Better yet, replace the cat door with a solid piece of plywood and keep the cat inside ...

Snails and slugs

These guys are probably the second most reviled animals in the East Bay, after the ants. Controlling them is possible: you just need to be persistent. Snails and slugs come out at night to eat your garden, then find hiding places during the day. Provide hiding places -- upside-down pots, loose boards, back issues of the Express -- and then roust them at midday. Or you can use bait. The old metaldehyde-based baits are dangerous to other animals, but new ones based on iron phosphate should be nontoxic to nontarget animals. Or install a drought-friendly garden, as less watering means fewer snails.

Cats

They're fluffy and cute and cuddly, and can repay a daily tin of food with decades of intermittent love. They also kill millions of birds and other small animals each year in the United States, crap in your neighbors' garden beds, and their turds have been implicated in the scary die-off of marine mammals along the California coast. Your vet will tell you that indoor cats live three times longer, on average, than cats allowed outdoors, and speeding cars are just the most obvious reason. Responsible cat people keep their cats inside, no matter how much the kitties whine.
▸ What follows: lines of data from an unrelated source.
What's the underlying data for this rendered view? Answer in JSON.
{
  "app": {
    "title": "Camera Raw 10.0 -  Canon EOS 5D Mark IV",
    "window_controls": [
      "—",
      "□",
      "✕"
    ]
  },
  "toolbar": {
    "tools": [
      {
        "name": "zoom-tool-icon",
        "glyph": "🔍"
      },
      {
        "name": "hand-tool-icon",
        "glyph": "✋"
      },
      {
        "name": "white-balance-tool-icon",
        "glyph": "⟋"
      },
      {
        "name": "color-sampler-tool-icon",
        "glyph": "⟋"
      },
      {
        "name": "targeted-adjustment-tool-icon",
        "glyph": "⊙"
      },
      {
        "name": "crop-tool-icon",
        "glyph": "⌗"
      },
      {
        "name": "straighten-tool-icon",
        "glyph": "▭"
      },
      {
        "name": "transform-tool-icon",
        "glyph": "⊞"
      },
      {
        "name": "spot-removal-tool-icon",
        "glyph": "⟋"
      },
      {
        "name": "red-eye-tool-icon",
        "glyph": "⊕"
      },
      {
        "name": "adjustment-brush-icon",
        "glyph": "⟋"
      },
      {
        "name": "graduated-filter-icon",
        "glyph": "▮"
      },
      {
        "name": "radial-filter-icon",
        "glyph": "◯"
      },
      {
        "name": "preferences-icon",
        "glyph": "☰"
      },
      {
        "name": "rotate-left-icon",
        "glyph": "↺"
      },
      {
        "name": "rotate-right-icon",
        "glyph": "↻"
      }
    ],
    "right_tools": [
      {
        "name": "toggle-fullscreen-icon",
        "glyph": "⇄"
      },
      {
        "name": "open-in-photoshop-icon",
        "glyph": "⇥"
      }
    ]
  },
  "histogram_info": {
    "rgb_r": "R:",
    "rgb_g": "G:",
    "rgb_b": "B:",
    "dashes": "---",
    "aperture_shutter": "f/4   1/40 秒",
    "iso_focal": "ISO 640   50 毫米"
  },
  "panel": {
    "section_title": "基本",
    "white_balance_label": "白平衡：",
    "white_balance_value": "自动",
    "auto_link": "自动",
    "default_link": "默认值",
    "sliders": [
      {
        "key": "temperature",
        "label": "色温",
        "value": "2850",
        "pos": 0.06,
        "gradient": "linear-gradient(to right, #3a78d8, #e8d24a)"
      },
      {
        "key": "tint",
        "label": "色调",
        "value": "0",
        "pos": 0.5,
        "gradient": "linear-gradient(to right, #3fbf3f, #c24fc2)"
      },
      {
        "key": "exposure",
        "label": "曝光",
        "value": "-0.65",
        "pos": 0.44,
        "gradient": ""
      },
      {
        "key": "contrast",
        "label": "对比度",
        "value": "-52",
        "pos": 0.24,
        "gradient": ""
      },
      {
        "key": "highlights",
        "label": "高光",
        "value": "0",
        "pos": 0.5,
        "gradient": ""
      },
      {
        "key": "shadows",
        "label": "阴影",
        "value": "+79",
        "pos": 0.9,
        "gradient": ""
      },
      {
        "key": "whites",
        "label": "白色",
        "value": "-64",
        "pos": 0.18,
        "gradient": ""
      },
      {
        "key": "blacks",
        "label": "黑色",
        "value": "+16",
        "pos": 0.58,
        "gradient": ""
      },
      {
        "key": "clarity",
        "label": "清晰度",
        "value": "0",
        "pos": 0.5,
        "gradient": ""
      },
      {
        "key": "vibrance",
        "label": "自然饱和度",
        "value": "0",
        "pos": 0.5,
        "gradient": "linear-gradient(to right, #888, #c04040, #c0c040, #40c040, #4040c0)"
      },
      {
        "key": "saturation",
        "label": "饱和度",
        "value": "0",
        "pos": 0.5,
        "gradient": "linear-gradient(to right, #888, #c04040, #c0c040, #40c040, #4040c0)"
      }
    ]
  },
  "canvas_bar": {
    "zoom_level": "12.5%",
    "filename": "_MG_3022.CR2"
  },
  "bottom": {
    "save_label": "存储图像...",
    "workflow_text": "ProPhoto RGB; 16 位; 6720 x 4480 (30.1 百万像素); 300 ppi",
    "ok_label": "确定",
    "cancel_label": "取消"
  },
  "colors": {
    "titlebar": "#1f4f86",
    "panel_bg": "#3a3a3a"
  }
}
Who's the boss, anyway? (Don't answer that.)

If you do have cats in your yard, whether they're yours or someone else's, there are a few things you can do to keep the digging and dumping to a minimum.

If getting a dog isn't feasible, a container of chile powder -- the hotter the better -- will do the trick. Find a spot a cat has adopted as an open-air litterbox and coat it well with the powder. When the cat comes back and scratches the soil, presto! Instant remorseful kitty. You can also buy motion-sensitive sprinklers that turn on when something moves near them, and they should work, too -- just notify your letter carrier before you use one, unless you want your credit card bill delivered soaking wet.

And by the way -- do I even need to mention spaying and neutering? (No, not the letter carrier.)

Aphids, scale, & mealybugs

The bane of many gardeners, these three related groups of insects breed maniacally and live by sucking the precious bodily fluids out of your garden plants. A few here and there aren't a problem. In fact, they provide a food source for the insects or birds who eat them, which helps the population stay more or less controlled. Still, hand removal, though yucky, can be an effective way of knocking back a big infestation. Aphids can be killed with a strong stream of water from a hose. Mealybugs and scale are made of sterner stuff, and you'll have to use your favorite thumbnail. Just be sure to exhaust all other options before reaching for the pesticide: killing off all the predatory insects in your yard is a sure way of breeding lots of pest insects in the near future. In fact, whiteflies -- a common greenhouse pest distantly related to aphids -- are almost never seen in gardens unless chemical pesticides have been sprayed there. Let nature and your opposable thumbs do the hard work instead.

Children

More or less benign in their larval stage, children can swiftly become one of the most destructive household and garden pests imaginable, their damage extending from broken plaster or windows to stained or torn upholstery to damaged tree limbs and uprooted vegetables. The most devastating phase generally ends around age twenty, though some individual children become more destructive after that, often demolishing homes and gardens to build freeways, driving SUVs into street trees while talking on cell phones, or voting Republican. If you're not sure whether you have children, look for the telltale warning signs: loud, boring music; slammed doors; empty refrigerators; and depleted bank accounts. Control is difficult to impossible. The best strategy relies on prevention. See last paragraph in the entry on cats for details.